On dinner, crushes, and Communists

So, I have to admit something.

I have a food blogger crush.

There! I said it. I’ve already told Braeden, so worry not, it’s no secret. But, you see, well, I have a huge crush on a food blogger named Molly, of Orangette. She’s funny, witty, an excellent writer, likes loves chocolate, uses words like “lovely” and warns people of her geekiness, stays up into the wee hours of the morning writing yet fears sleeping in too late, drinks wine, has a podcast, makes a mean gin and tonic, and she forgot the sugar one time, too. I am her/want to be her. Also, she has crushes on people as well, so I feel nary a bit of creep admitting that I have a crush on her. So, there.

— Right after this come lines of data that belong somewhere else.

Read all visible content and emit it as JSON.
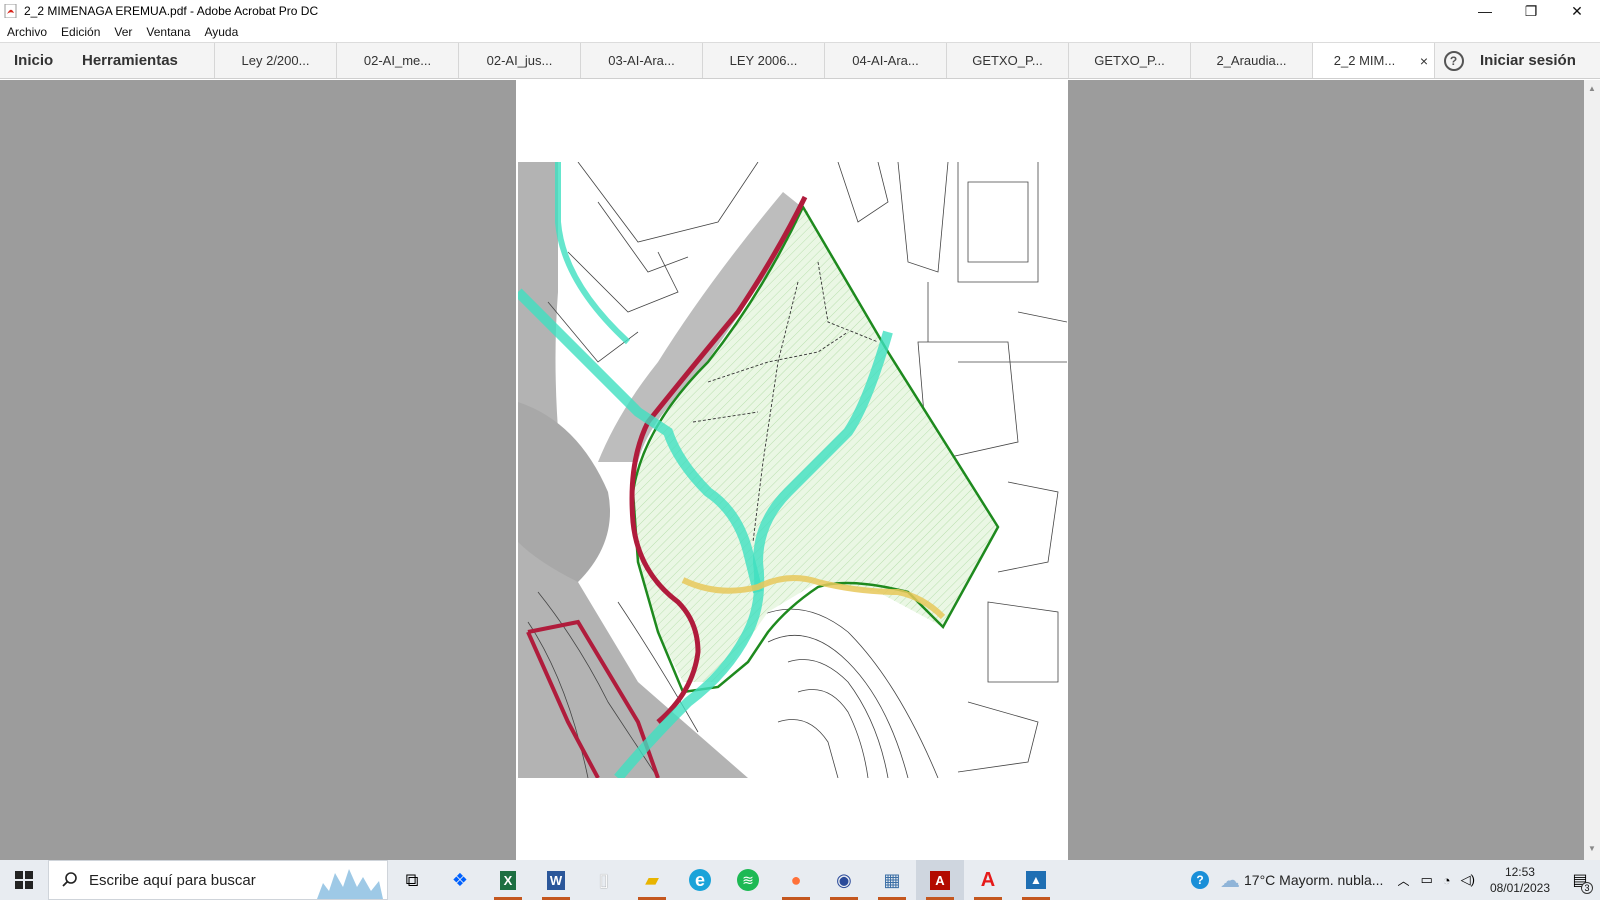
{
  "window": {
    "title": "2_2 MIMENAGA EREMUA.pdf - Adobe Acrobat Pro DC",
    "minimize_glyph": "—",
    "restore_glyph": "❐",
    "close_glyph": "✕"
  },
  "menu": [
    "Archivo",
    "Edición",
    "Ver",
    "Ventana",
    "Ayuda"
  ],
  "nav": {
    "home": "Inicio",
    "tools": "Herramientas"
  },
  "tabs": [
    {
      "label": "Ley 2/200..."
    },
    {
      "label": "02-AI_me..."
    },
    {
      "label": "02-AI_jus..."
    },
    {
      "label": "03-AI-Ara..."
    },
    {
      "label": "LEY 2006..."
    },
    {
      "label": "04-AI-Ara..."
    },
    {
      "label": "GETXO_P..."
    },
    {
      "label": "GETXO_P..."
    },
    {
      "label": "2_Araudia..."
    },
    {
      "label": "2_2 MIM...",
      "active": true
    }
  ],
  "tab_close": "×",
  "help": "?",
  "signin": "Iniciar sesión",
  "colors": {
    "viewer_bg": "#9c9c9c",
    "boundary_green": "#1e8a1e",
    "road_red": "#b01c3c",
    "river_cyan": "#3fe0c0",
    "path_yellow": "#e8c85a"
  },
  "taskbar": {
    "search_placeholder": "Escribe aquí para buscar",
    "apps": [
      {
        "name": "task-view-icon",
        "glyph": "⧉"
      },
      {
        "name": "dropbox-icon",
        "glyph": "❖"
      },
      {
        "name": "excel-icon",
        "glyph": "X"
      },
      {
        "name": "word-icon",
        "glyph": "W"
      },
      {
        "name": "notepad-icon",
        "glyph": "▯"
      },
      {
        "name": "file-explorer-icon",
        "glyph": "▰"
      },
      {
        "name": "edge-icon",
        "glyph": "e"
      },
      {
        "name": "spotify-icon",
        "glyph": "≋"
      },
      {
        "name": "firefox-icon",
        "glyph": "●"
      },
      {
        "name": "globe-app-icon",
        "glyph": "◉"
      },
      {
        "name": "calculator-icon",
        "glyph": "▦"
      },
      {
        "name": "acrobat-icon",
        "glyph": "A"
      },
      {
        "name": "autocad-icon",
        "glyph": "A"
      },
      {
        "name": "photos-icon",
        "glyph": "▲"
      }
    ],
    "weather": "17°C  Mayorm. nubla...",
    "time": "12:53",
    "date": "08/01/2023",
    "notifications": "3"
  }
}
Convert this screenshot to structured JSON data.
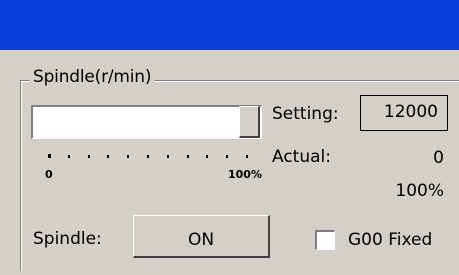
{
  "window": {
    "title_bar_color": "#0a3fdc"
  },
  "spindle_group": {
    "label": "Spindle(r/min)",
    "speed_slider": {
      "min_label": "0",
      "max_label": "100%",
      "value_percent": 100
    },
    "setting_label": "Setting:",
    "setting_value": "12000",
    "actual_label": "Actual:",
    "actual_value": "0",
    "override_percent": "100%",
    "spindle_label": "Spindle:",
    "spindle_button_label": "ON",
    "g00_fixed_label": "G00 Fixed",
    "g00_fixed_checked": false
  }
}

I’ve been going through all of her posts from the beginning of her blog-writing days, which started back in 2004, and happened upon a post praising the sadly unappreciated cabbage. Now, cabbage and I? We’ve been friends for a while. Even if we hadn’t been friends, I would have been forced to befriend this hearty, tough, and yet unpretentious vegetable since I lived in Germany for five years with ol’ ma and pa, and then chose to study Russian, go to Russia, and love all things Russian. Ze Russians und Germans, they know a thing or two about their cabbage. In fact, I have a lovely little soup recipe that will not only make you love cabbage, but also beets. By and by, why do so many people in the U.S. shy away from cabbage and beets? Is it because they’re sometimes red, and therefore Communist? I mean, I guess that makes sense*, but…..

Anyways. This post is not about the soup nor Communism; that will come at a later date. (The soup, that is.) This post is about dinner the other night, and an epic dinner it was. The whole day was an epic food day, really. I made this rustic white bread, this peach butter, and these pickled peppers (Mom and I, we think alike). That was all just for fun, though. Wednesdays are usually my day off, which in turn means lots of food to be cooked.

A few hours of Netflix watching and wine drinking later came the dinner preparations: I made this braised red cabbage from my aforementioned crush, this corn and potato soup with a few adjustments (I only had two puny, shrively potatoes, so I also used sweet potatoes. There are barely any leftovers. Sigh.), and some top-loin cut steaks, simply sauteed. Ah, dinner. You were too good. I didn’t even take a picture of this dinner; it was too good to make the effort of running upstairs and changing my camera batteries worthwhile. I did snap a photo on my phone, though:

This dinner is great, and you should make it. It’s such a good rainy week, beginning of fall meal. Now, if you’ll excuse me, I have to, nay, need to go eat some of that cabbage.


*You may not know me very well yet – just in case you didn’t pick it up, that was sarcasm.